Les fraises sont mûres....Chaque être humain est un profond mystère, et il suffit qu'il plonge en soi de façon honnête et décrive ses impressions et ses états d'âme et c'est intéressant.
Cette vie n'est que temporelle... Dans l'Evangile il n'est pas question des couleurs...
L'homme-qui-n'est-personne ( E.S.) dit que, entant qu'homme-moi, nous sommes infiniment malheureux, jusqu'à la mort, et que c'est la raison pour laquelle on ne peut vivre ne paix qu'en étant mort avant la mort.
Est-ce notre faute si nous sommes devenus en quelque sorte des dégénérés?
Est-ce ma faute su j'ai choisi d'être orphelin?
A mon avis la mal n'est pas inné, le bien si.
Vivre est une chose très dangereuse.


Un jour, il y a de cela longtemps, quand j'étais encore Edward Stachura, je me suis dit que l'homme vit trop longtemps.
Maman parle à ses poules et ses lapins, et le fait que les bêtes ne lui répondent pas ne la gène pas.
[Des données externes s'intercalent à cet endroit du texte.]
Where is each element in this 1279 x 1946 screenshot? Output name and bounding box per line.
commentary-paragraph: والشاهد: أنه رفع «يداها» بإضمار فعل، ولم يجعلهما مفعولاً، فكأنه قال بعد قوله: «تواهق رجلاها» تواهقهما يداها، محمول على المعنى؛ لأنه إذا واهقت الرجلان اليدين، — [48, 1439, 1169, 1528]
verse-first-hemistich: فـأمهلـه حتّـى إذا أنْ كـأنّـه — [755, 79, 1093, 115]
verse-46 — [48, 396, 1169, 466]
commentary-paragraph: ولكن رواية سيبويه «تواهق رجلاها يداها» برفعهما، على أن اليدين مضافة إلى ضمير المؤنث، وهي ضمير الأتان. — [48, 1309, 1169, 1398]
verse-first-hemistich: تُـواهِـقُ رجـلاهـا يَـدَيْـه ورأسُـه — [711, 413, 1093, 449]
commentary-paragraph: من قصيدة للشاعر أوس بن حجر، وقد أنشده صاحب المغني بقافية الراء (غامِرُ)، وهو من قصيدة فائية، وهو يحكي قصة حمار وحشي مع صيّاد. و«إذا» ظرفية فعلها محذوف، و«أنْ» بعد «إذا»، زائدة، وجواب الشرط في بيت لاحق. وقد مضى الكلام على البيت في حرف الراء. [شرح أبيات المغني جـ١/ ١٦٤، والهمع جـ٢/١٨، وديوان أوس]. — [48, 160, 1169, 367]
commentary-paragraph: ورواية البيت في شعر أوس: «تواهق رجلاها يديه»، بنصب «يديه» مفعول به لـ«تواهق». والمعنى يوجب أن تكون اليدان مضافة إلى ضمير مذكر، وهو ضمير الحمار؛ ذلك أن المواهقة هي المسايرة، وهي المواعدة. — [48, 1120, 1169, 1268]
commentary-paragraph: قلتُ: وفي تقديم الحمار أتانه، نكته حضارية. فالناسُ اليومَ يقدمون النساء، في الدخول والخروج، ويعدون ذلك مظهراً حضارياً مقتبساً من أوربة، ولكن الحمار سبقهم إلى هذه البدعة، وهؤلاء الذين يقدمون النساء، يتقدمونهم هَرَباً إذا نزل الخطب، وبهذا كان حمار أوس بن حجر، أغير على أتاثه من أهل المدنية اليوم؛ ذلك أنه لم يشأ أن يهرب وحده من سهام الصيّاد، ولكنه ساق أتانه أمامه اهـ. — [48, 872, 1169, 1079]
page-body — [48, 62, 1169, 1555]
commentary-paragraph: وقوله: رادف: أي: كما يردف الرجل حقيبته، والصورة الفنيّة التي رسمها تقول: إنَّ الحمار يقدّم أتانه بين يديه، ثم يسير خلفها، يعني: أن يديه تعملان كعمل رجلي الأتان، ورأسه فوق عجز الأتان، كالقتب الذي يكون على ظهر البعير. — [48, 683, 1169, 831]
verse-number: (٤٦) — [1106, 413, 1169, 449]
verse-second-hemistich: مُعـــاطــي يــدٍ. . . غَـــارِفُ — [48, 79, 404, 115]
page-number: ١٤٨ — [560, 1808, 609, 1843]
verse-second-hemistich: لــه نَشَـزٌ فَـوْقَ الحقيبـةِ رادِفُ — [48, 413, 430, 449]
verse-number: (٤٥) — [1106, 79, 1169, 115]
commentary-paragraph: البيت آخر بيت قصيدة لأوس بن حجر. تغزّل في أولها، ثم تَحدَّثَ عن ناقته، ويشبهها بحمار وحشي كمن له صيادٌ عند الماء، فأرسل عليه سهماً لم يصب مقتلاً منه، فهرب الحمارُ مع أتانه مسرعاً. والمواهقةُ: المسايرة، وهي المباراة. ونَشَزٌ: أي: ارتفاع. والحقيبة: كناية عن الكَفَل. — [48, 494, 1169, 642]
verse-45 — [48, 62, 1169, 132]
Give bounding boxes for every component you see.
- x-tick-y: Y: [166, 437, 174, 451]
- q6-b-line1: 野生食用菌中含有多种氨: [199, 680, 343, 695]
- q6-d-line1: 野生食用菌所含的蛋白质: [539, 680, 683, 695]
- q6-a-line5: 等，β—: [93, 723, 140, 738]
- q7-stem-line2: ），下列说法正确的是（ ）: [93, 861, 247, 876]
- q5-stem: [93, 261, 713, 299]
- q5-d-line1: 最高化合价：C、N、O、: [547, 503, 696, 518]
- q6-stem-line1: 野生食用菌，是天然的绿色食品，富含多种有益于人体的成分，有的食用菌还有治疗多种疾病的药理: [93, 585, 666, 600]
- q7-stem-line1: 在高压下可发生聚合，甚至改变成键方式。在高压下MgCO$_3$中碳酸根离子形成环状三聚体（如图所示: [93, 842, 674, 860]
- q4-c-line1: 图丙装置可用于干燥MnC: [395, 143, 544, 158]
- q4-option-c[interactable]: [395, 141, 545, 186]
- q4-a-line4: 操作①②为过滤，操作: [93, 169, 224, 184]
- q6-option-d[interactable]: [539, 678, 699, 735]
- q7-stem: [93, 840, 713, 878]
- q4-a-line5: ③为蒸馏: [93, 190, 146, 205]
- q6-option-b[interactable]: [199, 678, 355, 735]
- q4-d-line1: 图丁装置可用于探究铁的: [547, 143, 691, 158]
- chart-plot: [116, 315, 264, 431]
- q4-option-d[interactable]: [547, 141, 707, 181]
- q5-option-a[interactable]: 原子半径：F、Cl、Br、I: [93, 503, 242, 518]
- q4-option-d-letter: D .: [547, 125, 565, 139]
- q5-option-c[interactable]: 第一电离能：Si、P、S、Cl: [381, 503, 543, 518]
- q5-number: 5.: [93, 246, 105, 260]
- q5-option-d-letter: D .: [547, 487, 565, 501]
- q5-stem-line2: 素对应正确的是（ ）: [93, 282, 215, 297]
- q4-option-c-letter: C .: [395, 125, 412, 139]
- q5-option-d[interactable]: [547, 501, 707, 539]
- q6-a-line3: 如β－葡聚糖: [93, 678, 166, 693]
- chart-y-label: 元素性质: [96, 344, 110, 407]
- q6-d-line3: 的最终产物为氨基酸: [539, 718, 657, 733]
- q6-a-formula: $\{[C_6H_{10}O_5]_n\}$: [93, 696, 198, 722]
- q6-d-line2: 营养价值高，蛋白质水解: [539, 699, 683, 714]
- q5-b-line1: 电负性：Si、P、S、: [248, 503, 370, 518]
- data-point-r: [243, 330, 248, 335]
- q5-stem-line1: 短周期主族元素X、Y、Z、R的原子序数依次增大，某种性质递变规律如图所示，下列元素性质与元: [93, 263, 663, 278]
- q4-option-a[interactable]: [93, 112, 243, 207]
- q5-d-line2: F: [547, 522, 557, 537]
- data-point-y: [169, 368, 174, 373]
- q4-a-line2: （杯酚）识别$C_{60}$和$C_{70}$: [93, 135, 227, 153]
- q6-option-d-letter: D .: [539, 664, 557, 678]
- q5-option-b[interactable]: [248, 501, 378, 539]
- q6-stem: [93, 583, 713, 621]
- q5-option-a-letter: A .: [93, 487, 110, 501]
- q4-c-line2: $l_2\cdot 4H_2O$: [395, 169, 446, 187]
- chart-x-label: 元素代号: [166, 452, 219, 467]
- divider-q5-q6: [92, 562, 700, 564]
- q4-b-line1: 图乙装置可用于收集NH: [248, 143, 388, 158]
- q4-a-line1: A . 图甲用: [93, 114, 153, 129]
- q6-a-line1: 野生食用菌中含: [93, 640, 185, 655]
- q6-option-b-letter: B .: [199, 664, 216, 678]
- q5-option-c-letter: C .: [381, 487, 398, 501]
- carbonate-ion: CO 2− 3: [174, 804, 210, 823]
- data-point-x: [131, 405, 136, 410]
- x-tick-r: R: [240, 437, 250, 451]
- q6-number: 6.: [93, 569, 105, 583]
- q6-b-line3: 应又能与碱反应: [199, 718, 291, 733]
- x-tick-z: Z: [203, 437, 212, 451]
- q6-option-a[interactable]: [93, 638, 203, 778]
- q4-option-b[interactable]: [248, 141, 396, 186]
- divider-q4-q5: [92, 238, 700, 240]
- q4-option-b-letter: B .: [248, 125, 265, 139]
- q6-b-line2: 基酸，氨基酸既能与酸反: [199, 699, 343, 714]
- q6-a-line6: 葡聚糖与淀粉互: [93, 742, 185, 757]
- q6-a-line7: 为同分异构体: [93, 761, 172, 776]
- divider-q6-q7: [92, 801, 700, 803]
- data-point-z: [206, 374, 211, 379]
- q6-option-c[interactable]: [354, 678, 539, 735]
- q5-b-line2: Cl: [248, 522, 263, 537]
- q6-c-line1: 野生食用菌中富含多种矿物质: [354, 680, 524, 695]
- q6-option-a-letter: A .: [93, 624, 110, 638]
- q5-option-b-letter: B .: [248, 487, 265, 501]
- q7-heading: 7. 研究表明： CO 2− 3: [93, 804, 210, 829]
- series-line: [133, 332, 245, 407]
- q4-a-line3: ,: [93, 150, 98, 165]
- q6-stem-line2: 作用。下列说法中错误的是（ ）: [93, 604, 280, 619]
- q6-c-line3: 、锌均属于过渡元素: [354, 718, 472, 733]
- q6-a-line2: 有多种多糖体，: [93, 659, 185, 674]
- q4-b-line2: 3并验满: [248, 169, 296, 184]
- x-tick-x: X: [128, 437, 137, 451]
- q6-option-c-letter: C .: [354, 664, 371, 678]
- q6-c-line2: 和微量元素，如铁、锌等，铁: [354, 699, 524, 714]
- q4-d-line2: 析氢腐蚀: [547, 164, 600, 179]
La chaumière où nous habitons tombe en ruine...."Elle me survivra", dit maman en riant.`Voilà la façon de parler de quelqu'un qui est résigné au monde, à la vie et à lamort. Apprends cet art de vivre, me dis-je.
Sur un homme bien portant l'hôpital produit un effet déprimant; sur un malade, un effet réconfortant.
Je pense que les gens sains d'esprit sont très rares.
Un fou ne sait pas qu'il est fou ; à ses yeux il n'est donc pas fou. J'en ai vu beaucoup.


Est-i possible de trouver cette paix suprême, cette union avec l'Inconnu, déjà dans cette vie?
Est-il possible de se barrer la route en posant la question ainsi. Que signifie se résigner au monde?
Se barrer de la route?
Je cherche ma place sur cette terre que j'ai tant célébrée, et je ne parviens pas à la trouver, je n'y parviens pas alors même que je le voudrais tant.


J'ai apporté le texte de VOILà à la rédaction de Tworczos. Je l'ai signé de mon nom, bien que je ne sois plus celui qui l'a écrit, ni celui à qui il a été dicté.
Je ne suis plus de ce monde. Le seul espoir en moi c'est de m'unir à l'Inconnu.


Qui est maître de la place? Qui suis-je? Je me sens comme le fils maudit.


Non que je m'associe à la totalité de ce qu'énonce E.S. mais son extrême vibration de sensibilité,
la justesse sans fioritures des question posées me sont allées droit au corps.











19 mai 2012

Lettre à ceux qui restent d'Edward Stachura,

Je meurs
pour mes fautes et pour mon innocence
pour le manque que je ressens dans chaque particule
                     de mon corps et dans chaque particule de mon âme
pour le manque qui me déchire en morceaux comme un
                                                                         journal
plein de mots tapageurs qui ne veulent rien dire

Le 24 juillet. Edward Stachura se pendait dans son appartement de Varsovie, laissant sur la table
un ultime poème: "List di pozotalych" ( lettre à ceux qui restent).  qui commence par le poème ci-dessus.